Currently, OpenFeature supports the following languages: On the backend side: .NET, Go, Java, Node.js, PHP, Python. And on the client side: Android, iOS, and Client-side JavaScript.

Observability

Utilizing FeatureFlag is great, but as explained in the introduction, it requires analyzing the behavior of your features to transform early access features into common features.

So, observability is one aspect we must consider when implementing feature flags.

Of Course, the vendor of feature flags may already provide a layer of observability…but when it comes to observability data, we want to ingest it back into an observability-backed system to proceed to some feature flag analytics combined with the overall behavior of our components.

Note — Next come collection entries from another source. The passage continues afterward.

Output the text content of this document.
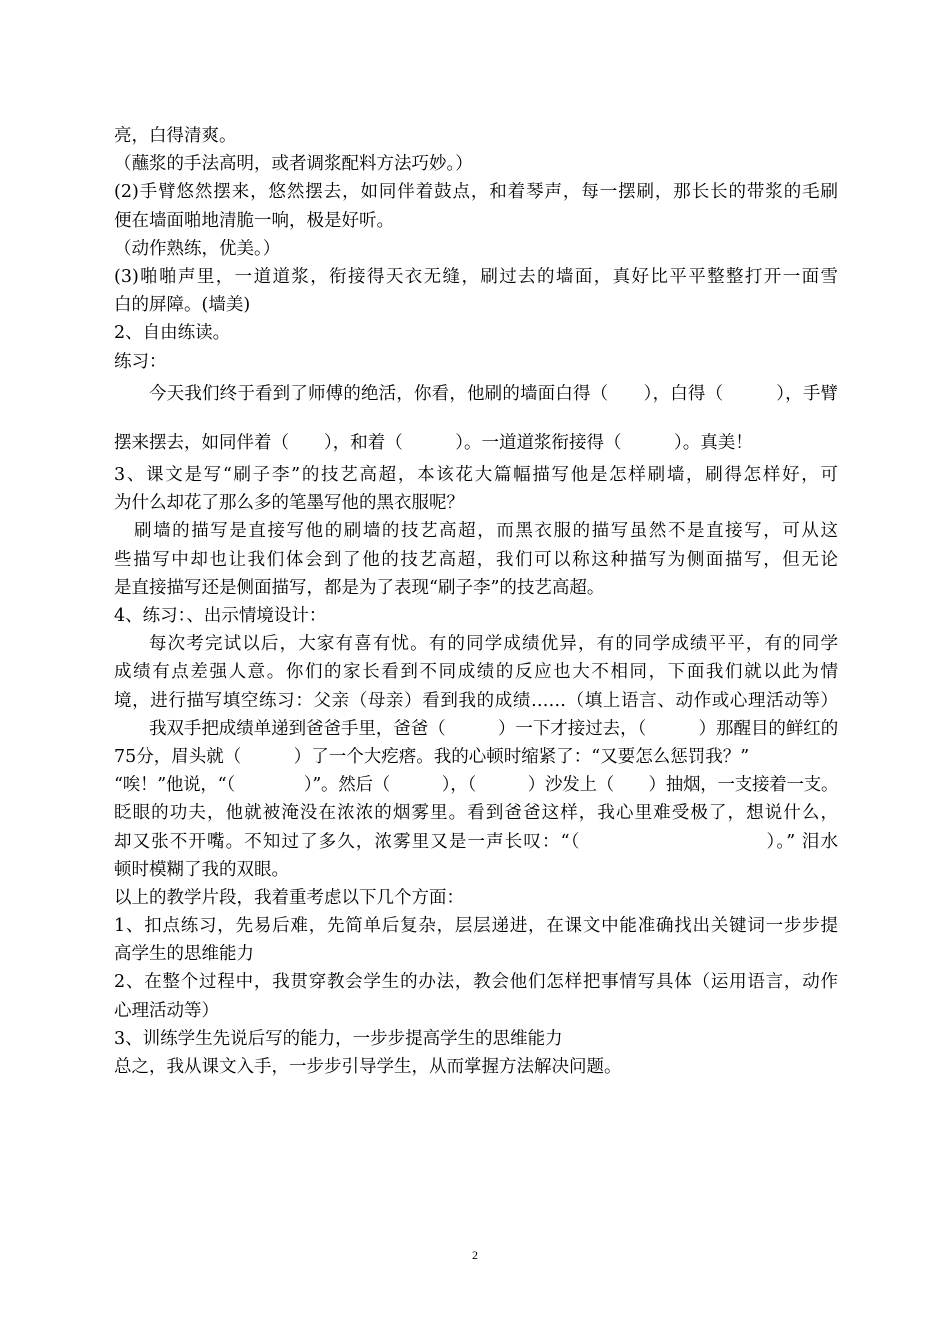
亮，白得清爽。
（蘸浆的手法高明，或者调浆配料方法巧妙。）
(2)手臂悠然摆来，悠然摆去，如同伴着鼓点，和着琴声，每一摆刷，那长长的带浆的毛刷
便在墙面啪地清脆一响，极是好听。
（动作熟练，优美。）
(3)啪啪声里，一道道浆，衔接得天衣无缝，刷过去的墙面，真好比平平整整打开一面雪
白的屏障。(墙美)
2、自由练读。
练习：
今天我们终于看到了师傅的绝活，你看，他刷的墙面白得（　　），白得（　　　），手臂
摆来摆去，如同伴着（　　），和着（　　　）。一道道浆衔接得（　　　）。真美！
3、课文是写“刷子李”的技艺高超，本该花大篇幅描写他是怎样刷墙，刷得怎样好，可
为什么却花了那么多的笔墨写他的黑衣服呢？
刷墙的描写是直接写他的刷墙的技艺高超，而黑衣服的描写虽然不是直接写，可从这
些描写中却也让我们体会到了他的技艺高超，我们可以称这种描写为侧面描写，但无论
是直接描写还是侧面描写，都是为了表现“刷子李”的技艺高超。
4、练习：、出示情境设计：
每次考完试以后，大家有喜有忧。有的同学成绩优异，有的同学成绩平平，有的同学
成绩有点差强人意。你们的家长看到不同成绩的反应也大不相同，下面我们就以此为情
境，进行描写填空练习：父亲（母亲）看到我的成绩……（填上语言、动作或心理活动等）
我双手把成绩单递到爸爸手里，爸爸（　　　）一下才接过去，（　　　）那醒目的鲜红的
75分，眉头就（　　　）了一个大疙瘩。我的心顿时缩紧了：“又要怎么惩罚我？”
“唉！”他说，“（　　　　）”。然后（　　　），（　　　）沙发上（　　）抽烟，一支接着一支。
眨眼的功夫，他就被淹没在浓浓的烟雾里。看到爸爸这样，我心里难受极了，想说什么，
却又张不开嘴。不知过了多久，浓雾里又是一声长叹：“（　　　　　　　　　　）。” 泪水
顿时模糊了我的双眼。
以上的教学片段，我着重考虑以下几个方面：
1、扣点练习，先易后难，先简单后复杂，层层递进，在课文中能准确找出关键词一步步提
高学生的思维能力
2、在整个过程中，我贯穿教会学生的办法，教会他们怎样把事情写具体（运用语言，动作
心理活动等）
3、训练学生先说后写的能力，一步步提高学生的思维能力
总之，我从课文入手，一步步引导学生，从而掌握方法解决问题。
2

As described previously, the great thing about OpenFeature is that the SKD provides out-of-the-box hooks for OpenTelemetry, which will help us automatically produce metrics and traces when evaluating feature flags.

If you plan to implement progress delivery of a feature, the observability angle will be crucial in helping you make the right decision.

Before using the Opentelmetry Hook, ensure that the feature flag provided in the OpenFeature SDK does not already produce telemetry data. Otherwise, you’ll produce twice the same data… which will only increase the actual cost of observation.

OpenFeature: an overview

What is excellent with the OpenFeature project is that most of the vendors in the feature flag system market are part of this initiative, like:

This means that, similar to OpenTelemetry, most feature flag vendors have adopted the philosophy of OpenFeature.

Learn more about OpenFeature on their website: openfeature.dev.

And watch out for an upcoming blog post and YouTube video on the provider Flagd!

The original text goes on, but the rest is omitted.